Epic snow is an excellent occasion for making a tart. And yesterday in NYC, we certainly had that. But with its simple, elegant flavors, this is an amazing, understated dessert (or breakfast!) any day.
Sometimes the simplest foods can be the most delicious. This apple tart has a short list of ingredients designed to bring out the robust, tart flavors of the granny smith apples. Besides being absolutely beautiful, this simple apple tart is flaky, light and delicious.
A note on the recipe–I am a big fan of homemade crusts, but I understand that making your own can be daunting and laborious. If you like, go ahead and use pre-made puff pastry crust.
Simple Apple Tart (adapted from the Smitten Kitchen by way of Alice Waters)
for the crust
1 cup unbleached all-purpose flour
6 tablespoons cold butter
1/4 cup ice water
1/2 teaspoon salt
1 teaspoon sugar
for the tart filling
3 granny smith apples
2 tablespoons melted butter
3 tablespoons sugar
good pinch salt
for the glaze
apple cores and peels
1/2 cup sugar
zest and juice of 1 orange
1/2 cup water
In the bowl of your food processor, combine the flour, salt, and sugar. Drop in the butter and pulse several times until the dough has a sandy texture. Drizzle in the water and pulse just until combined. You can also mix the flour by hand, and cut in the butter with a pastry knife, and then mix in the water just until combined.

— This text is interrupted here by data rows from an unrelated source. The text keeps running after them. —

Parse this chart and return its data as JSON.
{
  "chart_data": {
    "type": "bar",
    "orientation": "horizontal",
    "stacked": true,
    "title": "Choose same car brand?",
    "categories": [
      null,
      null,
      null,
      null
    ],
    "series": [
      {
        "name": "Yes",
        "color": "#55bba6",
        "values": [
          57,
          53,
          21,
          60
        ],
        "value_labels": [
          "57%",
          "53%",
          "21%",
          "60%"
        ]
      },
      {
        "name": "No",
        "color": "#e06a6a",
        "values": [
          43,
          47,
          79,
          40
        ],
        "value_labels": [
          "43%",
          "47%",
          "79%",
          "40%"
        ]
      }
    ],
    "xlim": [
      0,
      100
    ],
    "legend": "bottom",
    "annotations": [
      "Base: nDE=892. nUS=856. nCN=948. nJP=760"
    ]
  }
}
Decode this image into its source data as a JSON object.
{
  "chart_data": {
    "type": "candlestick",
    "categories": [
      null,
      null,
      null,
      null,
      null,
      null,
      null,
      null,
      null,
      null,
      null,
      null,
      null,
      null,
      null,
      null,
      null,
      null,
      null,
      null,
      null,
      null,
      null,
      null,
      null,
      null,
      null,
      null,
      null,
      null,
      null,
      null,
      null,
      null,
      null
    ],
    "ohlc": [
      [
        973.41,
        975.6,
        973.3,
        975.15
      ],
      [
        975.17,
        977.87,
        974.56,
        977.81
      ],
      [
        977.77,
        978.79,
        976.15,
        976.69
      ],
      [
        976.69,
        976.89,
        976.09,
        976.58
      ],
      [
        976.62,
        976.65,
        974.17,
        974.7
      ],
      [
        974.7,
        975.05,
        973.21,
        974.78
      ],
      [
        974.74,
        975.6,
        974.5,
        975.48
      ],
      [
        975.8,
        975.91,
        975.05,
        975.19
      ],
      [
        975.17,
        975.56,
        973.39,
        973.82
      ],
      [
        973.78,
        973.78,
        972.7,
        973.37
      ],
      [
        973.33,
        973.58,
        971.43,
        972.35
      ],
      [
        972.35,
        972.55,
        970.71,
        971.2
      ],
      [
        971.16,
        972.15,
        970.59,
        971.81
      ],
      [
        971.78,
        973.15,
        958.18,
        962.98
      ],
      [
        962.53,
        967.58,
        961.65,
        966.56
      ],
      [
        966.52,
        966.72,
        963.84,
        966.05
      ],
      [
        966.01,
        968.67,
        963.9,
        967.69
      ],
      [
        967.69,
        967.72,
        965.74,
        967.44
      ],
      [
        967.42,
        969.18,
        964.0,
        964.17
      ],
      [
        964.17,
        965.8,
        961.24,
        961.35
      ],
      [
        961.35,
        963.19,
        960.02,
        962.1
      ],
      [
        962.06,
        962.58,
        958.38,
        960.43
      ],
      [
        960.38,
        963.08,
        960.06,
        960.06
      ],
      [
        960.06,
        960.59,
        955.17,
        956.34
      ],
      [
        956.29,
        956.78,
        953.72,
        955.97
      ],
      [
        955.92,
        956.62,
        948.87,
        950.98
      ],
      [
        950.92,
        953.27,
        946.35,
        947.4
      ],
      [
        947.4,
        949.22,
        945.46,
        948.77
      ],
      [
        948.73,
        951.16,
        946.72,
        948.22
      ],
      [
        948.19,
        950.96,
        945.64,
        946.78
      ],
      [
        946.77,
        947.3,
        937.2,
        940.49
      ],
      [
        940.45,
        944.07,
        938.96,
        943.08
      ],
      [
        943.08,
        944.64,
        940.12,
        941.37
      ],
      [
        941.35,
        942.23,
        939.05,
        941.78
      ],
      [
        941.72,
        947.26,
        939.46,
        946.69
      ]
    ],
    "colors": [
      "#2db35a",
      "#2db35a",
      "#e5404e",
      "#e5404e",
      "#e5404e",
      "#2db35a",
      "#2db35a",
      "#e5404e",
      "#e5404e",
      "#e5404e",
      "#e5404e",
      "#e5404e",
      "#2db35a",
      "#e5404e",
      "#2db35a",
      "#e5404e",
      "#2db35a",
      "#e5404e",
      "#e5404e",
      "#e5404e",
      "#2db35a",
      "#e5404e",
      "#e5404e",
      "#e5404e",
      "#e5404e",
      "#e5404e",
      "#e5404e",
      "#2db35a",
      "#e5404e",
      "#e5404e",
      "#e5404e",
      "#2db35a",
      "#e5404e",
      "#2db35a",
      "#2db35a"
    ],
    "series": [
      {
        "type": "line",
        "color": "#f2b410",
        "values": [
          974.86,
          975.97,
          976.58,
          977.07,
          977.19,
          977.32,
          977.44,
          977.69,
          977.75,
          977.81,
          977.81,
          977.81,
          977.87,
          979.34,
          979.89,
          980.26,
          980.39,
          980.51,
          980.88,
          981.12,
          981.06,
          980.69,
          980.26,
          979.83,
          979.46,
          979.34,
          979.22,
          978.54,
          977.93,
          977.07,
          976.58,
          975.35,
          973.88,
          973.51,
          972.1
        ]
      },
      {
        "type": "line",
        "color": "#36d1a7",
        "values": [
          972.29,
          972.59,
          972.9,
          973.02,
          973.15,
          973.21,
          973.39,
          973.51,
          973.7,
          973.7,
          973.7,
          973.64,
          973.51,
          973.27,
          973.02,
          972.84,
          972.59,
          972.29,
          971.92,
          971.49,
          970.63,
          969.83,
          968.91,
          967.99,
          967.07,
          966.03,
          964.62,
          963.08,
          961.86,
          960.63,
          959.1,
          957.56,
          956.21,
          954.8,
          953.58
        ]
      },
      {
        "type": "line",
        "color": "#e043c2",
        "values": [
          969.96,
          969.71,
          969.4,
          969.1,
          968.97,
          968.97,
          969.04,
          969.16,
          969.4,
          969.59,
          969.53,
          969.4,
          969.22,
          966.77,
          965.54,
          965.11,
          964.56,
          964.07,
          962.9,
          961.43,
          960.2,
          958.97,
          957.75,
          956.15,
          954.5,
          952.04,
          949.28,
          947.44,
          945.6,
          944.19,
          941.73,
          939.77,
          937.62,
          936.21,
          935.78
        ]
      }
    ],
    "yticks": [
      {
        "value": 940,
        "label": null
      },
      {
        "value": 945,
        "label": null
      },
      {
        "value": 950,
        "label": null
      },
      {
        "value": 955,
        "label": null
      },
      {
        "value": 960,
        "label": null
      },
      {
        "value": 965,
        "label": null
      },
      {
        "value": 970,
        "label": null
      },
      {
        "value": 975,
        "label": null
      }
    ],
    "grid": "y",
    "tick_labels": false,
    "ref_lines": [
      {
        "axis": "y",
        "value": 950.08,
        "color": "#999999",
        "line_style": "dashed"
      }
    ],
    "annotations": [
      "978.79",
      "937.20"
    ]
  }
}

Scoop the dough out onto a lightly floured board gather into a round disc. Wrap the round in plastic and refrigerate for a half-hour.
Preheat the oven to 400 degrees. On a lightly floured surface, roll the chilled dough into an 11” round, and then press it into a well-buttered tart pan. Fold any excess dough into the sides of the tart.
Wash and peel, and core the apples, reserving the peels and cores. Slice the apples into 1/8” thick slices. Starting on the outer edge, arrange the apple slices in a tight circle, working your way toward the middle. Brush the apples with the 2 tablespoons of melted butter. Sprinkle the apples with the salt, and then 3 tablespoons of sugar.
Place the tart on a rimmed baking sheet and then into the oven. Bake for 45 minutes, until the dough is golden and the edges of the apples have browned. Rotate the tart pan halfway through. Let tart cool for 15 minutes.
While the tart is baking, combine the apple peels and cores, orange zest, sugar, juice and water in a medium saucepan. Simmer for 30 minutes. Add extra water if needed. Strain the glaze, cool, and brush on the tart just before serving. My glaze was a bit runny, so I reduced it over high heat for a few minutes after straining.